Sometimes, new information hits you like one of Mike Tyson’s legendary hooks to the body. Lightning fast, merciless, painful but unforgettable. The IRS is a lot like Tyson. You don’t mind watching others get wrecked from a distance and even admire the tenacity.
Rumor is, Mike is a touchy person. You don’t want to say or do anything that can be misconstrued as an invitation to the ring.
That is unless you are a bold fighter with more pride than survival instinct. Most of us make honest attempts to play by the rules to avoid a lopsided fight. Rules that happen to be more confusing than a game of Dungeons and Dragons with a schizophrenic dungeon master.
One such rule involves imputed interest. This is a payment deemed to be made by a borrower to a lender when the interest rate on the loan is less than the applicable federal rate (AFR). What is the AFR, you might ask? Have fun deciphering the IRS publication below:
Like a reasonable person, you may think this only applies to institutions in the business of lending. Ah, but that’s where you’re wrong. Enjoy the punch to the kidney as the IRS reviews your 1040.
The most common situations where imputed interest is applicable are in private lending arrangements. Let’s say you have kind parents, and they really want to see you buy that house that’s not too far but not in the same neighborhood. It just so happens to be out of your price range.
They may think, “Let’s just give them the money and they can pay us back the principal. Even Stevens”. Let’s set aside the questionable wisdom of ‘lending’ money to friends and family for a minute and look at what the IRS thinks of this arrangement.

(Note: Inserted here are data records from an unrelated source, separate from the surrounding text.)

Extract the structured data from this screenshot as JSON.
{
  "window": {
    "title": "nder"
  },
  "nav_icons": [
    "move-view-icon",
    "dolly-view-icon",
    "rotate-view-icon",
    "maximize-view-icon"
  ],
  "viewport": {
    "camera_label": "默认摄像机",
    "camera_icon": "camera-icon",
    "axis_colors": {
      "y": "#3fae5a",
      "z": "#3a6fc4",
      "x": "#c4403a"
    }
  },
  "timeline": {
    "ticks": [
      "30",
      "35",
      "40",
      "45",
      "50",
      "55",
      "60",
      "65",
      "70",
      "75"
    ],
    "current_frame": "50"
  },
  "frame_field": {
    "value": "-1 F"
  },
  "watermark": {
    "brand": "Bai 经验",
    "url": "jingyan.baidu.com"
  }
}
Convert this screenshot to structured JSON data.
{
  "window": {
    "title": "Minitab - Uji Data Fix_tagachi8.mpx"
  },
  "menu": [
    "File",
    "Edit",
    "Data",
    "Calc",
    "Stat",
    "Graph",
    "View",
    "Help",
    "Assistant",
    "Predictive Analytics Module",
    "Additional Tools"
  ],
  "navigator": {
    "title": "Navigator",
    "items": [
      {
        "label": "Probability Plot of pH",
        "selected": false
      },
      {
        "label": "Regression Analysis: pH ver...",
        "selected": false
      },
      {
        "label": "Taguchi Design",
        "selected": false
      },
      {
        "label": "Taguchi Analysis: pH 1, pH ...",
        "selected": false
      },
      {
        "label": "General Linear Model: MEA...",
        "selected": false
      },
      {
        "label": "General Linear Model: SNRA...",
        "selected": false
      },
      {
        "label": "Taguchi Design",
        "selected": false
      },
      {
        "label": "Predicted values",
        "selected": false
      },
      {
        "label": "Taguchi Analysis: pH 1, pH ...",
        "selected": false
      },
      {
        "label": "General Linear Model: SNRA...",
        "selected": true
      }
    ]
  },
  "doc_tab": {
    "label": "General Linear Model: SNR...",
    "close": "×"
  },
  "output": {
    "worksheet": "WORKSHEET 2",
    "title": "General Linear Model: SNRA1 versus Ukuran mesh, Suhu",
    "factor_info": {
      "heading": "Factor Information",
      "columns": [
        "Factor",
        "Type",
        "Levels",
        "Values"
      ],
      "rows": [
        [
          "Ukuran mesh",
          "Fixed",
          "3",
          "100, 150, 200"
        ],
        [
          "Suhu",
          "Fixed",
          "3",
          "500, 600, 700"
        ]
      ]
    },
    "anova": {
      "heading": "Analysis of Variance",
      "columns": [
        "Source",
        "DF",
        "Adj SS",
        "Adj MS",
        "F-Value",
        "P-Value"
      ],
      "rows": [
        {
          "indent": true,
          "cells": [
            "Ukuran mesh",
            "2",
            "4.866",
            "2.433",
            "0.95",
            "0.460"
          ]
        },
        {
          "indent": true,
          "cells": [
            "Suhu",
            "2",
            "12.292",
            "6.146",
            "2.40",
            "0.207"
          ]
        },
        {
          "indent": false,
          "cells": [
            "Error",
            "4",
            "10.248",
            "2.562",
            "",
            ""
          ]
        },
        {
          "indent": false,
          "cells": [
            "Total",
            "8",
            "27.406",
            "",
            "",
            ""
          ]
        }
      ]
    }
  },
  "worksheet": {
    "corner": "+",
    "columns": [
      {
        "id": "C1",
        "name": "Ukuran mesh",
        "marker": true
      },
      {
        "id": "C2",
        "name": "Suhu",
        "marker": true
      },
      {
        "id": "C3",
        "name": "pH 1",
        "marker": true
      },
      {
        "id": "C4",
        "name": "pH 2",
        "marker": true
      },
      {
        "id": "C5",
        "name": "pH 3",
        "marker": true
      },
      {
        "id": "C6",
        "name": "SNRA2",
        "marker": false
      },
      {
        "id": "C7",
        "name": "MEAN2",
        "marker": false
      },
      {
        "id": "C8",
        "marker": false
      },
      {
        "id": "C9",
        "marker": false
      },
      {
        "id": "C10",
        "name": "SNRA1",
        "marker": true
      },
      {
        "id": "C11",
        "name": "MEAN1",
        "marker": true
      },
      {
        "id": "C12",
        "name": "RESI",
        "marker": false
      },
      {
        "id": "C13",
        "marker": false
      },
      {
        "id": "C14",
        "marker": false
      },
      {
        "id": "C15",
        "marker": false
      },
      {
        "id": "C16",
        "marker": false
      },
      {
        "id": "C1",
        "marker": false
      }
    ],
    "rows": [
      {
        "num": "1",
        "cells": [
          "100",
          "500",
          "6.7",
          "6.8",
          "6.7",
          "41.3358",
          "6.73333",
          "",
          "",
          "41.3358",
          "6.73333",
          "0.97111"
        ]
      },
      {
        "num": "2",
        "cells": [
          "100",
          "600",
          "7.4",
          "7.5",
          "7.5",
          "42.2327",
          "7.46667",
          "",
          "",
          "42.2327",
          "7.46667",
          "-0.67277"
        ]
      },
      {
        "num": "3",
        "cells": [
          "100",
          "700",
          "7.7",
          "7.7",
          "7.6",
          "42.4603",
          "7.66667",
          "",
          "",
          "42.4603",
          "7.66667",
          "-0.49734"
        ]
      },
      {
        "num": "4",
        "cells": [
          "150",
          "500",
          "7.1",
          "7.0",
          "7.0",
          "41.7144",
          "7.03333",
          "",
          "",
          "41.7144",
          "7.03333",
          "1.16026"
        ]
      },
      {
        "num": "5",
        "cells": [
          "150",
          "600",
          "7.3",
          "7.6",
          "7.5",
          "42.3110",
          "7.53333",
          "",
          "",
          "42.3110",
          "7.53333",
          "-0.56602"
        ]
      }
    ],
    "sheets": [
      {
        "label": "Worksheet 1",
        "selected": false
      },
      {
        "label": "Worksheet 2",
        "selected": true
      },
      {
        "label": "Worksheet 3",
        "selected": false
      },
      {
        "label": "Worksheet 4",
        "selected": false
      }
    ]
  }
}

As the tax code is currently written, this is considered an exchange of value. And you know what the IRS thinks of exchanges of value. Cha-ching. If your own mother lends you money without interest with the expectation of being paid back, she will need to report phantom interest (imputed interest) on the principal balance outstanding each year equal to the AFR.

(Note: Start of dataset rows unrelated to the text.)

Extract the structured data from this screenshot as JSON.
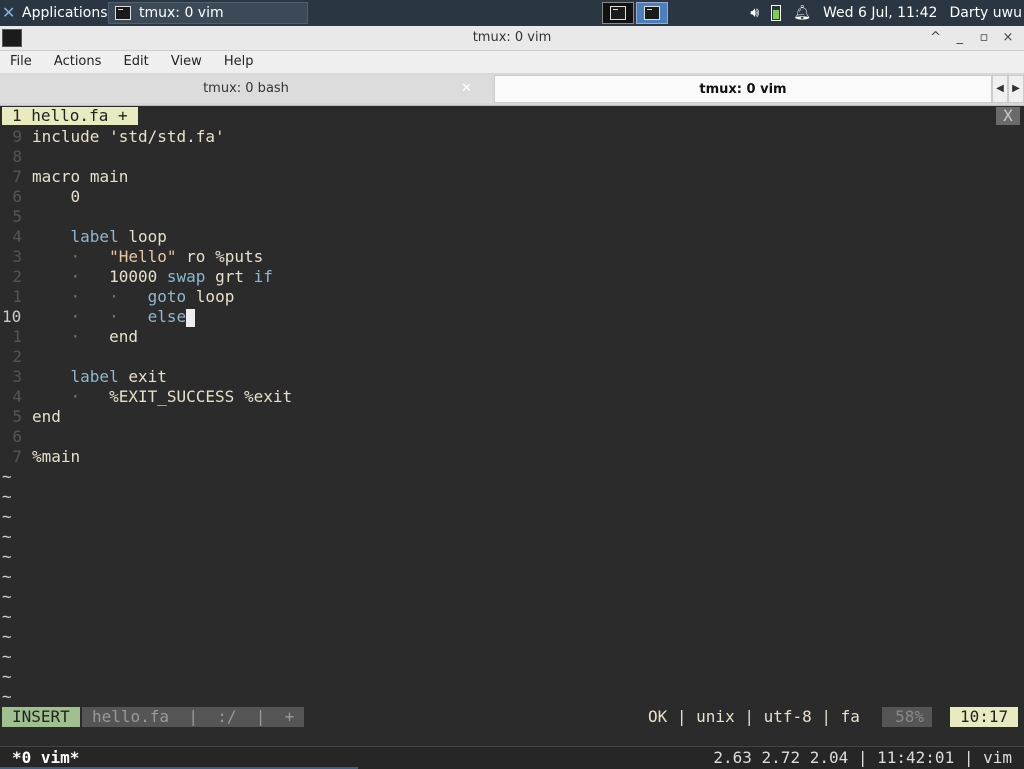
{
  "panel": {
    "apps_label": "Applications",
    "task_label": "tmux: 0 vim",
    "clock": "Wed  6 Jul, 11:42",
    "user": "Darty uwu",
    "volume_icon": "volume-icon",
    "battery_icon": "battery-icon",
    "bell_icon": "bell-icon"
  },
  "window": {
    "title": "tmux: 0 vim",
    "controls": [
      "^",
      "_",
      "▫",
      "×"
    ]
  },
  "menu": [
    "File",
    "Actions",
    "Edit",
    "View",
    "Help"
  ],
  "tabs": [
    {
      "label": "tmux: 0 bash",
      "active": false
    },
    {
      "label": "tmux: 0 vim",
      "active": true
    }
  ],
  "vim": {
    "buffer_tab": "1  hello.fa  +",
    "buffer_close": "X",
    "lines": [
      {
        "num": "9",
        "text": "include 'std/std.fa'"
      },
      {
        "num": "8",
        "text": ""
      },
      {
        "num": "7",
        "text": "macro main"
      },
      {
        "num": "6",
        "text": "    0"
      },
      {
        "num": "5",
        "text": ""
      },
      {
        "num": "4",
        "text": "    label loop"
      },
      {
        "num": "3",
        "text": "    ·   \"Hello\" ro %puts"
      },
      {
        "num": "2",
        "text": "    ·   10000 swap grt if"
      },
      {
        "num": "1",
        "text": "    ·   ·   goto loop"
      },
      {
        "num": "10",
        "text": "    ·   ·   else",
        "current": true
      },
      {
        "num": "1",
        "text": "    ·   end"
      },
      {
        "num": "2",
        "text": ""
      },
      {
        "num": "3",
        "text": "    label exit"
      },
      {
        "num": "4",
        "text": "    ·   %EXIT_SUCCESS %exit"
      },
      {
        "num": "5",
        "text": "end"
      },
      {
        "num": "6",
        "text": ""
      },
      {
        "num": "7",
        "text": "%main"
      }
    ],
    "tilde_count": 12,
    "tilde": "~",
    "status": {
      "mode": "INSERT",
      "file": "hello.fa  |  :/  |  +",
      "right": "OK | unix | utf-8 | fa",
      "percent": "58%",
      "position": "10:17"
    }
  },
  "tmux": {
    "window": "*0 vim*",
    "right": "2.63 2.72 2.04 | 11:42:01 | vim"
  }
}
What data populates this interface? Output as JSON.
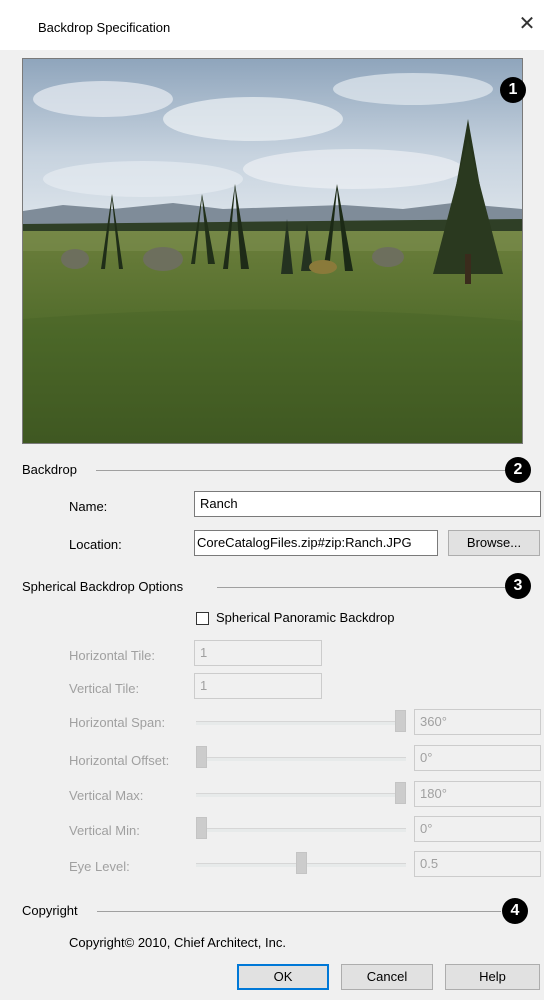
{
  "window": {
    "title": "Backdrop Specification",
    "close_icon": "close-icon"
  },
  "callouts": [
    "1",
    "2",
    "3",
    "4"
  ],
  "backdrop": {
    "group_label": "Backdrop",
    "name_label": "Name:",
    "name_value": "Ranch",
    "location_label": "Location:",
    "location_value": "CoreCatalogFiles.zip#zip:Ranch.JPG",
    "browse_label": "Browse..."
  },
  "spherical": {
    "group_label": "Spherical Backdrop Options",
    "checkbox_label": "Spherical Panoramic Backdrop",
    "checkbox_checked": false,
    "horizontal_tile_label": "Horizontal Tile:",
    "horizontal_tile_value": "1",
    "vertical_tile_label": "Vertical Tile:",
    "vertical_tile_value": "1",
    "sliders": [
      {
        "label": "Horizontal Span:",
        "value": "360°",
        "fraction": 1.0
      },
      {
        "label": "Horizontal Offset:",
        "value": "0°",
        "fraction": 0.0
      },
      {
        "label": "Vertical Max:",
        "value": "180°",
        "fraction": 1.0
      },
      {
        "label": "Vertical Min:",
        "value": "0°",
        "fraction": 0.0
      },
      {
        "label": "Eye Level:",
        "value": "0.5",
        "fraction": 0.5
      }
    ]
  },
  "copyright": {
    "group_label": "Copyright",
    "text": "Copyright© 2010, Chief Architect, Inc."
  },
  "buttons": {
    "ok": "OK",
    "cancel": "Cancel",
    "help": "Help"
  }
}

Let’s say the amount is $100,000 and the AFR is 5%, the amount of taxable phantom income your mother would need to report is $5,000. It gets even more complicated because we also need to consider the borrower’s potential liability.

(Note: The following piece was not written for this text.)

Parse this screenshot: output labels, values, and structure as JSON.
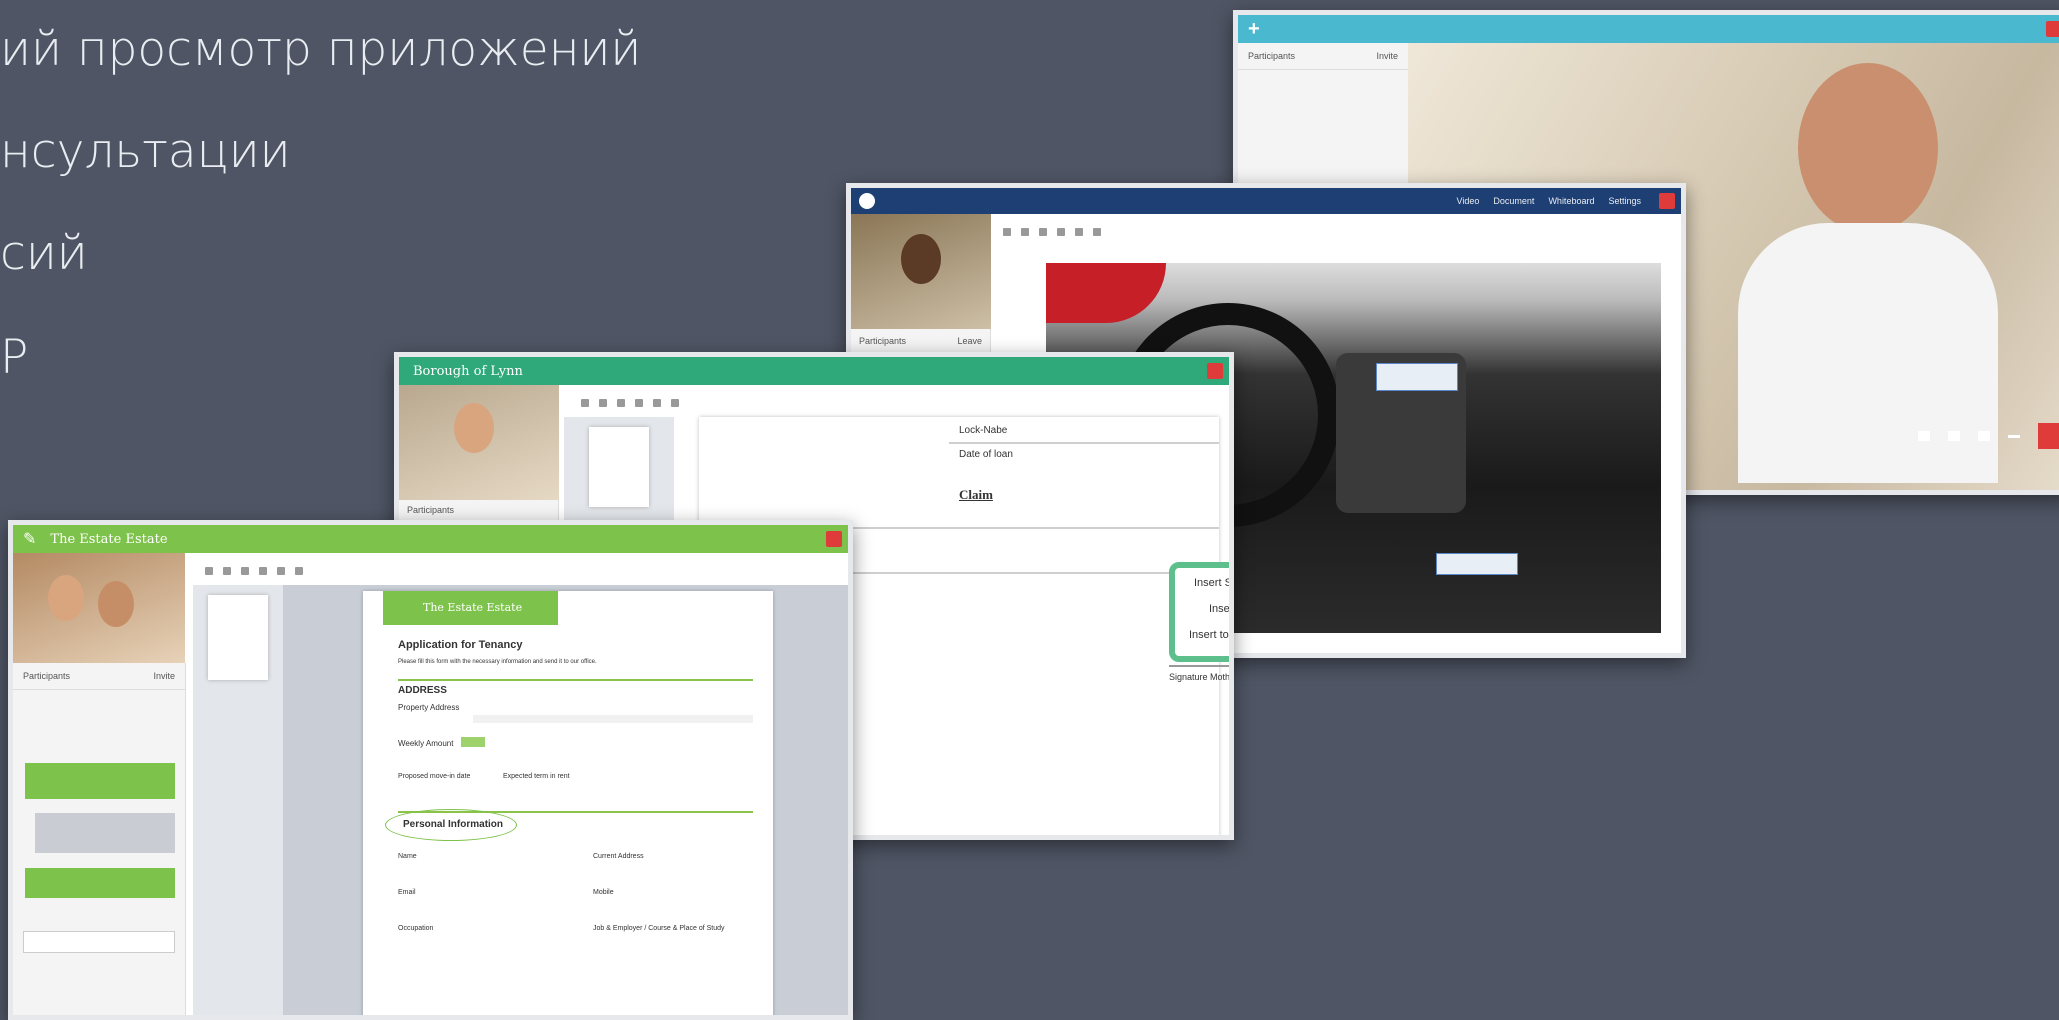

It could be considered a taxable gift if the amount of imputed interest is over the $18,000 annual gift-tax exclusion. It could be considered taxable income if the lender is an employer or business.
There are de minimus exceptions that exclude amounts of $10,000 or less. However, any amounts greater than this are subject to the reporting rule, details for which are beyond the scope of this article.
So, if you were thinking of lending or borrowing money privately, it might not be as private as you think. A good CPA or tax advisor might be able to help iron out the details.
The opinions voiced in this material are for general information only and are not intended to provide specific advice or recommendations for any individual.
Individual tax and legal matters should be discussed with your tax or legal professional.